When Dot staggered into the clearing a tin mug of tea was ready for her.
‘Allow me to introduce Mrs Johnson,’ said Hugh with pardonable pride. ‘And Mr Johnson.’
‘Nice to meet you,’ said Dot, accepting the tea.
‘I’m afraid we’ve only got honey left now,’ said Mrs Johnson. ‘And the milk’s powdered.’
‘I’ve got a bottle of beer here,’ said Hugh. ‘Would you care . . . ?’
‘Not for me,’ said Mr Johnson firmly. ‘We’re teetotal except in cases of swooning or sickness. But sit down, officer, and drink it yourself, and we’ll see what we have for a little snack.’
‘No need,’ said Dot, holding out her cup for more tea. ‘We’ve got a picnic.’
‘Oh,’ said Mrs Johnson, sinking down onto the bench. ‘Proper bread!’
‘Roast beef sandwiches today,’ said Hugh. ‘And chicken legs and some of that potato salad. Better than fish and rabbits, eh?’ he asked, distributing the feast liberally to the marooned. After the breakfasts which Dot had been cooking for him, he was feeling comfortably able to miss lunch.
Mrs Johnson nibbled a chicken leg as though it had been cooked by Carême himself. Mr Johnson helped himself to Ruth’s divine potato salad. Dot ate a sandwich so as to seem companionable. Her stomach was still a little wobbly.
‘It has been rather fun, actually,’ said Mr Johnson. His aldermanic figure might have been reduced by a week’s privation. He had a bright shining bald head to go with his bright shining blue eyes. A thin fringe of white hair remained to define his face.

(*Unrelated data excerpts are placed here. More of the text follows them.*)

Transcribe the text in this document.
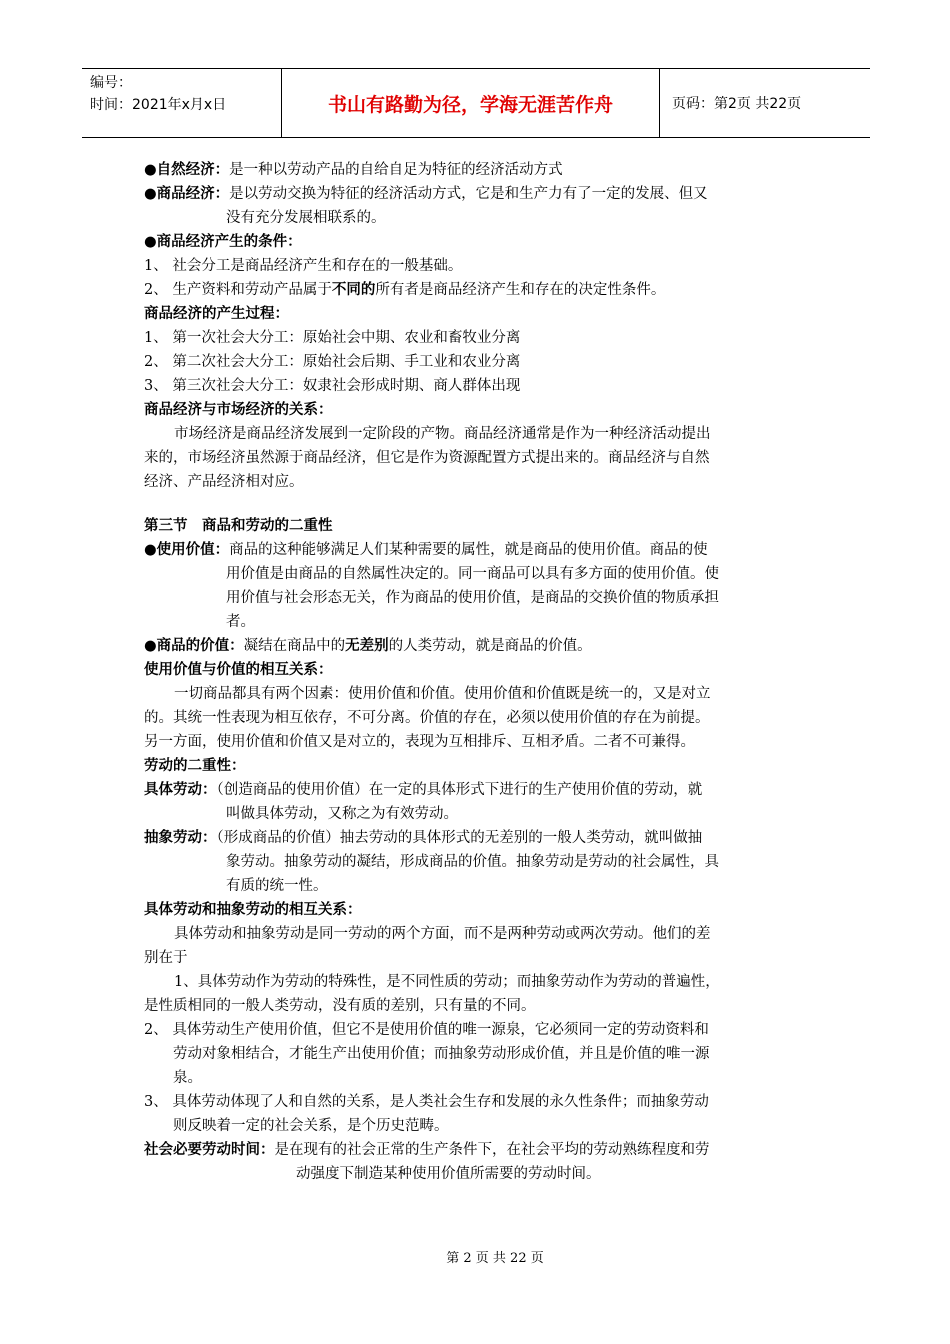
编号：
时间：2021年x月x日	书山有路勤为径，学海无涯苦作舟	页码：第2页 共22页
●自然经济：是一种以劳动产品的自给自足为特征的经济活动方式
●商品经济：是以劳动交换为特征的经济活动方式，它是和生产力有了一定的发展、但又
没有充分发展相联系的。
●商品经济产生的条件：
1、 社会分工是商品经济产生和存在的一般基础。
2、 生产资料和劳动产品属于不同的所有者是商品经济产生和存在的决定性条件。
商品经济的产生过程：
1、 第一次社会大分工：原始社会中期、农业和畜牧业分离
2、 第二次社会大分工：原始社会后期、手工业和农业分离
3、 第三次社会大分工：奴隶社会形成时期、商人群体出现
商品经济与市场经济的关系：
市场经济是商品经济发展到一定阶段的产物。商品经济通常是作为一种经济活动提出
来的，市场经济虽然源于商品经济，但它是作为资源配置方式提出来的。商品经济与自然
经济、产品经济相对应。
第三节　商品和劳动的二重性
●使用价值：商品的这种能够满足人们某种需要的属性，就是商品的使用价值。商品的使
用价值是由商品的自然属性决定的。同一商品可以具有多方面的使用价值。使
用价值与社会形态无关，作为商品的使用价值，是商品的交换价值的物质承担
者。
●商品的价值：凝结在商品中的无差别的人类劳动，就是商品的价值。
使用价值与价值的相互关系：
一切商品都具有两个因素：使用价值和价值。使用价值和价值既是统一的，又是对立
的。其统一性表现为相互依存，不可分离。价值的存在，必须以使用价值的存在为前提。
另一方面，使用价值和价值又是对立的，表现为互相排斥、互相矛盾。二者不可兼得。
劳动的二重性：
具体劳动：（创造商品的使用价值）在一定的具体形式下进行的生产使用价值的劳动，就
叫做具体劳动，又称之为有效劳动。
抽象劳动：（形成商品的价值）抽去劳动的具体形式的无差别的一般人类劳动，就叫做抽
象劳动。抽象劳动的凝结，形成商品的价值。抽象劳动是劳动的社会属性，具
有质的统一性。
具体劳动和抽象劳动的相互关系：
具体劳动和抽象劳动是同一劳动的两个方面，而不是两种劳动或两次劳动。他们的差
别在于
1、具体劳动作为劳动的特殊性，是不同性质的劳动；而抽象劳动作为劳动的普遍性，
是性质相同的一般人类劳动，没有质的差别，只有量的不同。
2、 具体劳动生产使用价值，但它不是使用价值的唯一源泉，它必须同一定的劳动资料和
劳动对象相结合，才能生产出使用价值；而抽象劳动形成价值，并且是价值的唯一源
泉。
3、 具体劳动体现了人和自然的关系，是人类社会生存和发展的永久性条件；而抽象劳动
则反映着一定的社会关系，是个历史范畴。
社会必要劳动时间：是在现有的社会正常的生产条件下，在社会平均的劳动熟练程度和劳
动强度下制造某种使用价值所需要的劳动时间。
第 2 页 共 22 页
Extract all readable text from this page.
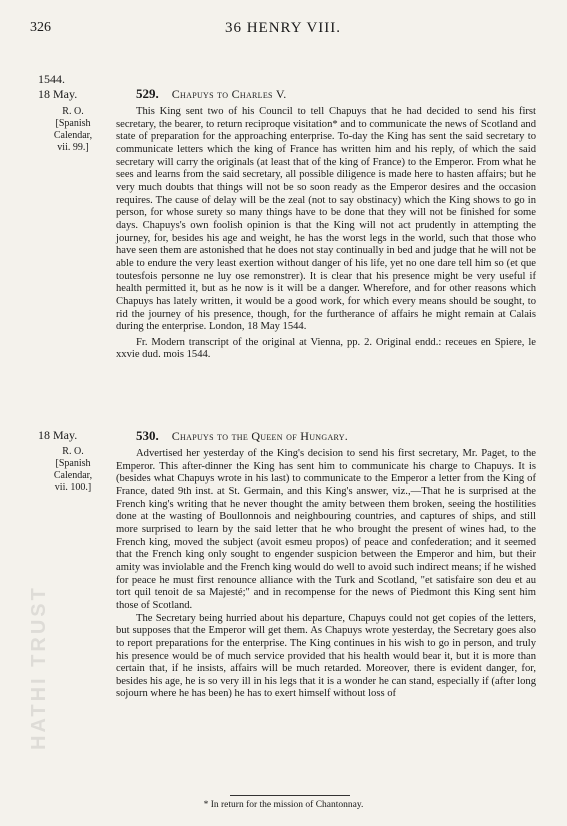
326	36 HENRY VIII.
HATHI TRUST
1544.
18 May.
R. O.
[Spanish
Calendar,
vii. 99.]
529. Chapuys to Charles V.

This King sent two of his Council to tell Chapuys that he had decided to send his first secretary, the bearer, to return reciproque visitation* and to communicate the news of Scotland and state of preparation for the approaching enterprise. To-day the King has sent the said secretary to communicate letters which the king of France has written him and his reply, of which the said secretary will carry the originals (at least that of the king of France) to the Emperor. From what he sees and learns from the said secretary, all possible diligence is made here to hasten affairs; but he very much doubts that things will not be so soon ready as the Emperor desires and the occasion requires. The cause of delay will be the zeal (not to say obstinacy) which the King shows to go in person, for whose surety so many things have to be done that they will not be finished for some days. Chapuys's own foolish opinion is that the King will not act prudently in attempting the journey, for, besides his age and weight, he has the worst legs in the world, such that those who have seen them are astonished that he does not stay continually in bed and judge that he will not be able to endure the very least exertion without danger of his life, yet no one dare tell him so (et que toutesfois personne ne luy ose remonstrer). It is clear that his presence might be very useful if health permitted it, but as he now is it will be a danger. Wherefore, and for other reasons which Chapuys has lately written, it would be a good work, for which every means should be sought, to rid the journey of his presence, though, for the furtherance of affairs he might remain at Calais during the enterprise. London, 18 May 1544.

Fr. Modern transcript of the original at Vienna, pp. 2. Original endd.: receues en Spiere, le xxvie dud. mois 1544.

18 May.
R. O.
[Spanish
Calendar,
vii. 100.]
530. Chapuys to the Queen of Hungary.

Advertised her yesterday of the King's decision to send his first secretary, Mr. Paget, to the Emperor. This after-dinner the King has sent him to communicate his charge to Chapuys. It is (besides what Chapuys wrote in his last) to communicate to the Emperor a letter from the King of France, dated 9th inst. at St. Germain, and this King's answer, viz.,—That he is surprised at the French king's writing that he never thought the amity between them broken, seeing the hostilities done at the wasting of Boullonnois and neighbouring countries, and captures of ships, and still more surprised to learn by the said letter that he who brought the present of wines had, to the French king, moved the subject (avoit esmeu propos) of peace and confederation; and it seemed that the French king only sought to engender suspicion between the Emperor and him, but their amity was inviolable and the French king would do well to avoid such indirect means; if he wished for peace he must first renounce alliance with the Turk and Scotland, "et satisfaire son deu et au tort quil tenoit de sa Majesté;" and in recompense for the news of Piedmont this King sent him those of Scotland.

The Secretary being hurried about his departure, Chapuys could not get copies of the letters, but supposes that the Emperor will get them. As Chapuys wrote yesterday, the Secretary goes also to report preparations for the enterprise. The King continues in his wish to go in person, and truly his presence would be of much service provided that his health would bear it, but it is more than certain that, if he insists, affairs will be much retarded. Moreover, there is evident danger, for, besides his age, he is so very ill in his legs that it is a wonder he can stand, especially if (after long sojourn where he has been) he has to exert himself without loss of

* In return for the mission of Chantonnay.
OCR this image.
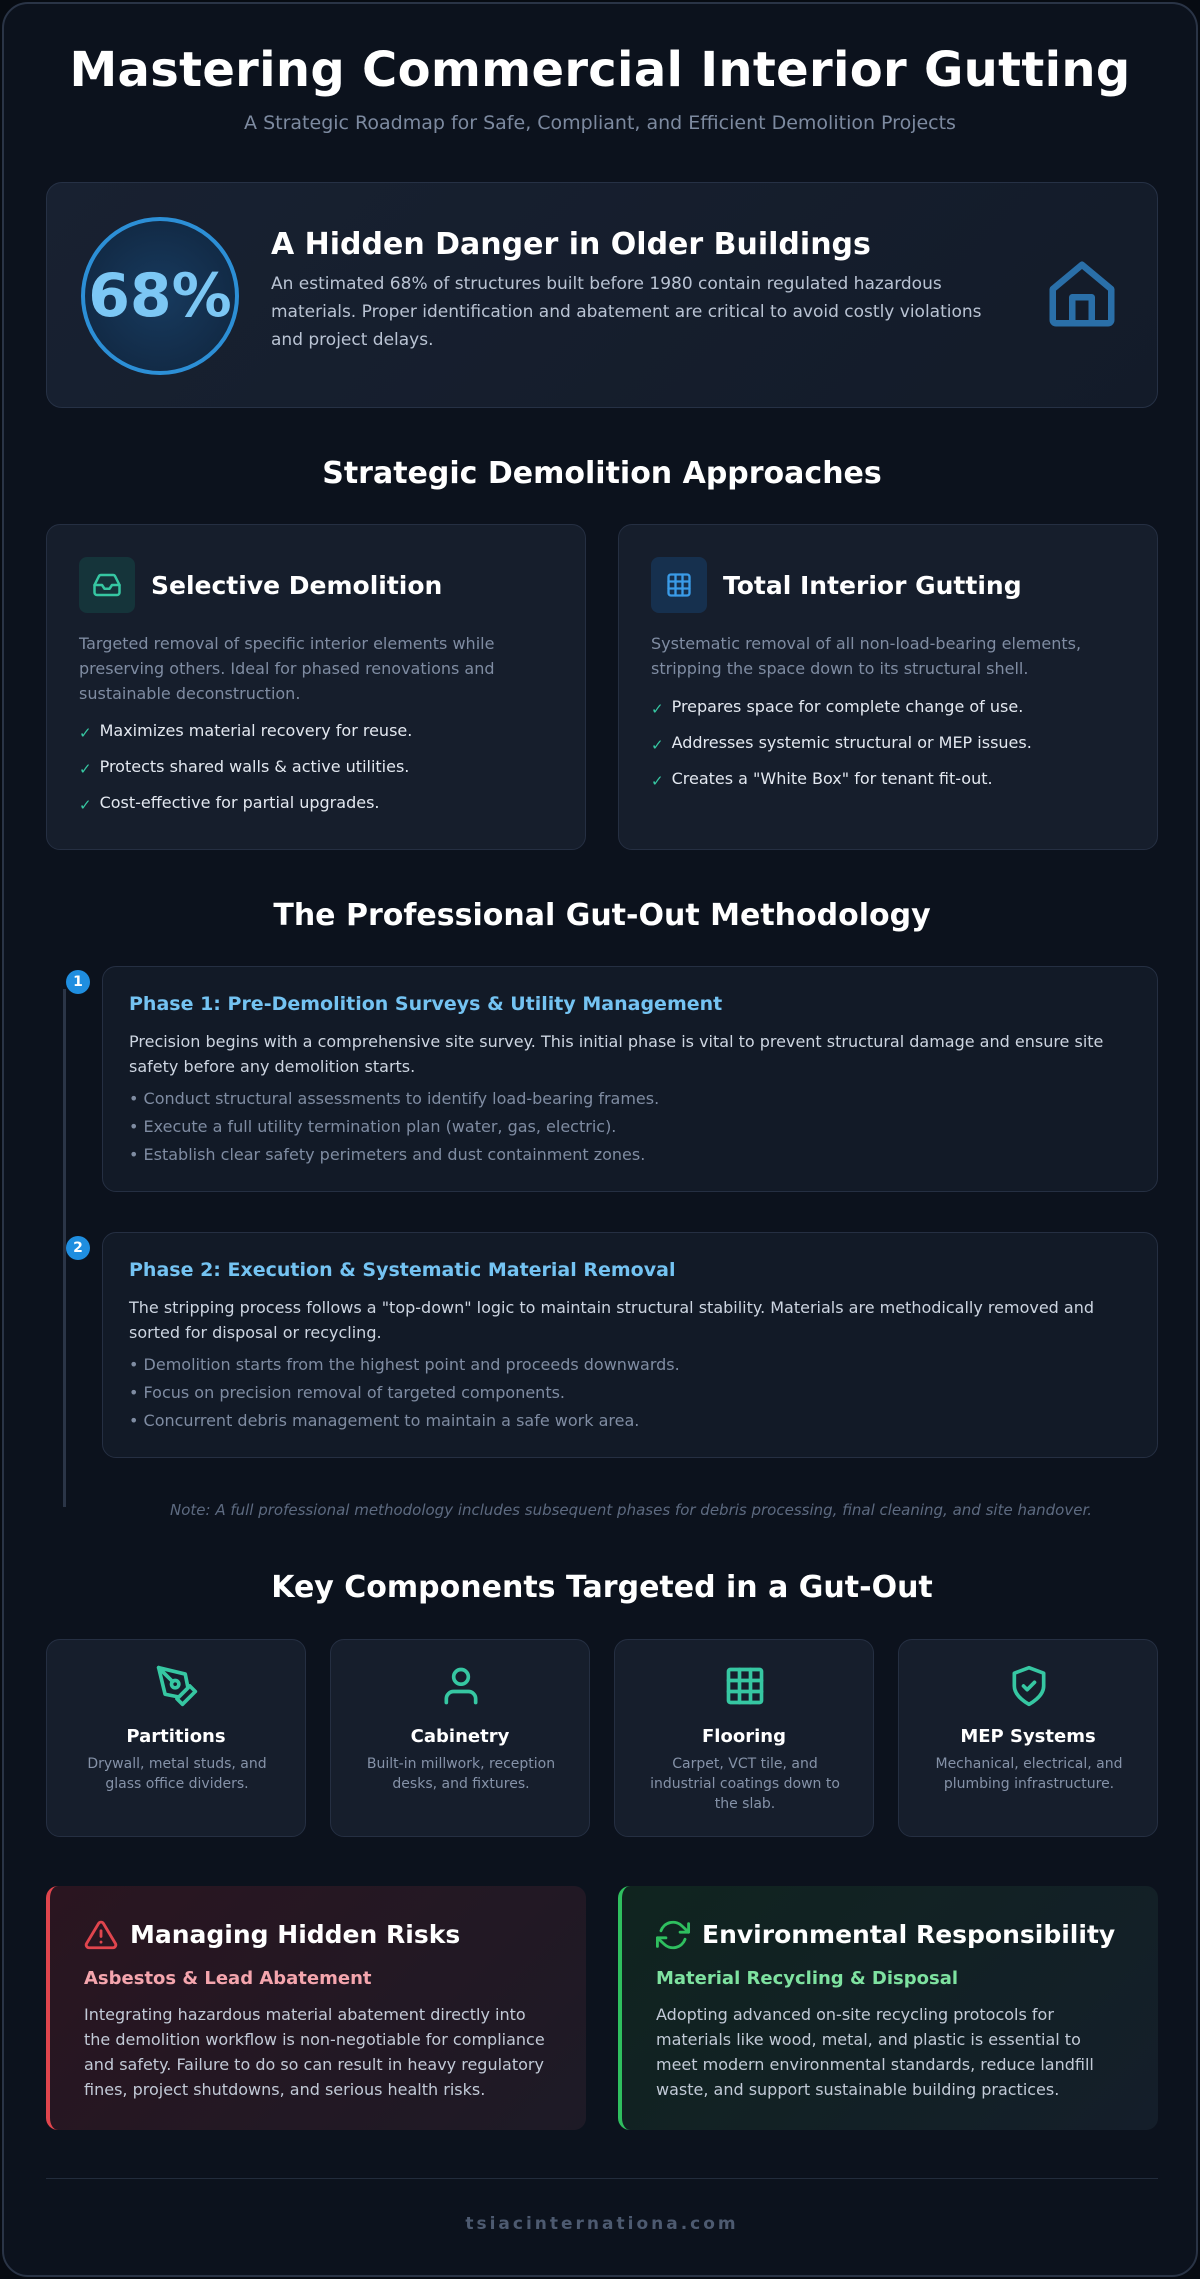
Mastering Commercial Interior Gutting
A Strategic Roadmap for Safe, Compliant, and Efficient Demolition Projects
68%
A Hidden Danger in Older Buildings
An estimated 68% of structures built before 1980 contain regulated hazardous materials. Proper identification and abatement are critical to avoid costly violations and project delays.
Strategic Demolition Approaches
Selective Demolition
Targeted removal of specific interior elements while preserving others. Ideal for phased renovations and sustainable deconstruction.
✓ Maximizes material recovery for reuse.
✓ Protects shared walls & active utilities.
✓ Cost-effective for partial upgrades.
Total Interior Gutting
Systematic removal of all non-load-bearing elements, stripping the space down to its structural shell.
✓ Prepares space for complete change of use.
✓ Addresses systemic structural or MEP issues.
✓ Creates a "White Box" for tenant fit-out.
The Professional Gut-Out Methodology
1
Phase 1: Pre-Demolition Surveys & Utility Management
Precision begins with a comprehensive site survey. This initial phase is vital to prevent structural damage and ensure site safety before any demolition starts.
• Conduct structural assessments to identify load-bearing frames.
• Execute a full utility termination plan (water, gas, electric).
• Establish clear safety perimeters and dust containment zones.
2
Phase 2: Execution & Systematic Material Removal
The stripping process follows a "top-down" logic to maintain structural stability. Materials are methodically removed and sorted for disposal or recycling.
• Demolition starts from the highest point and proceeds downwards.
• Focus on precision removal of targeted components.
• Concurrent debris management to maintain a safe work area.
Note: A full professional methodology includes subsequent phases for debris processing, final cleaning, and site handover.
Key Components Targeted in a Gut-Out
Partitions
Drywall, metal studs, and glass office dividers.
Cabinetry
Built-in millwork, reception desks, and fixtures.
Flooring
Carpet, VCT tile, and industrial coatings down to the slab.
MEP Systems
Mechanical, electrical, and plumbing infrastructure.
Managing Hidden Risks
Asbestos & Lead Abatement
Integrating hazardous material abatement directly into the demolition workflow is non-negotiable for compliance and safety. Failure to do so can result in heavy regulatory fines, project shutdowns, and serious health risks.
Environmental Responsibility
Material Recycling & Disposal
Adopting advanced on-site recycling protocols for materials like wood, metal, and plastic is essential to meet modern environmental standards, reduce landfill waste, and support sustainable building practices.
tsiacinternationa.com
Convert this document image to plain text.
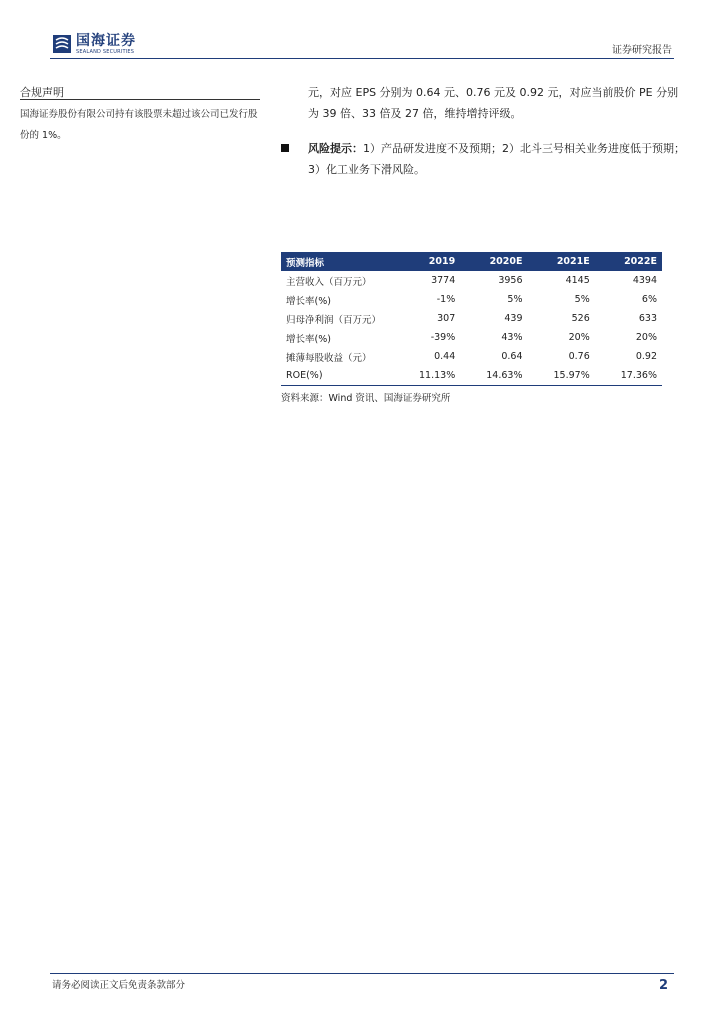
国海证券
SEALAND SECURITIES	证券研究报告
合规声明
国海证券股份有限公司持有该股票未超过该公司已发行股份的 1%。
元，对应 EPS 分别为 0.64 元、0.76 元及 0.92 元，对应当前股价 PE 分别为 39 倍、33 倍及 27 倍，维持增持评级。
风险提示：1）产品研发进度不及预期；2）北斗三号相关业务进度低于预期；3）化工业务下滑风险。
预测指标	2019	2020E	2021E	2022E
主营收入（百万元）	3774	3956	4145	4394
增长率(%)	-1%	5%	5%	6%
归母净利润（百万元）	307	439	526	633
增长率(%)	-39%	43%	20%	20%
摊薄每股收益（元）	0.44	0.64	0.76	0.92
ROE(%)	11.13%	14.63%	15.97%	17.36%
资料来源：Wind 资讯、国海证券研究所
请务必阅读正文后免责条款部分	2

‘Mr Johnson was one of those farm boys who can do anything with a length of bailing wire and a little ingenuity,’ put in Mrs Johnson. Apart from her hair, which was dishevelled—she must not have brought a comb with her when they were decoyed away from the Thomas house into that mysterious black car—she looked just like the respectable housekeeper she was. She resupplied Dot’s cup. ‘And I was the daughter of a poor man, so I know how to contrive. We reroofed the tin hut, evicted the wildlife—several snakes, my Lord!—and we had our luggage, and later other things.’
‘But you could have gone home,’ said Dot, much refreshed. Nothing like tea, after all, she thought. For all Miss Phryne’s cocktails, it was the cup that cheered but did not inebriate. ‘You didn’t have to stay here.’
‘Yes, we did,’ said Mr Johnson. He looked grave. ‘Can I suppose that the officer is here to do something about the smuggling business which has made Queenscliff a byword for drunkenness and all uncleanness?’
His voice had developed a faint parsonic twang.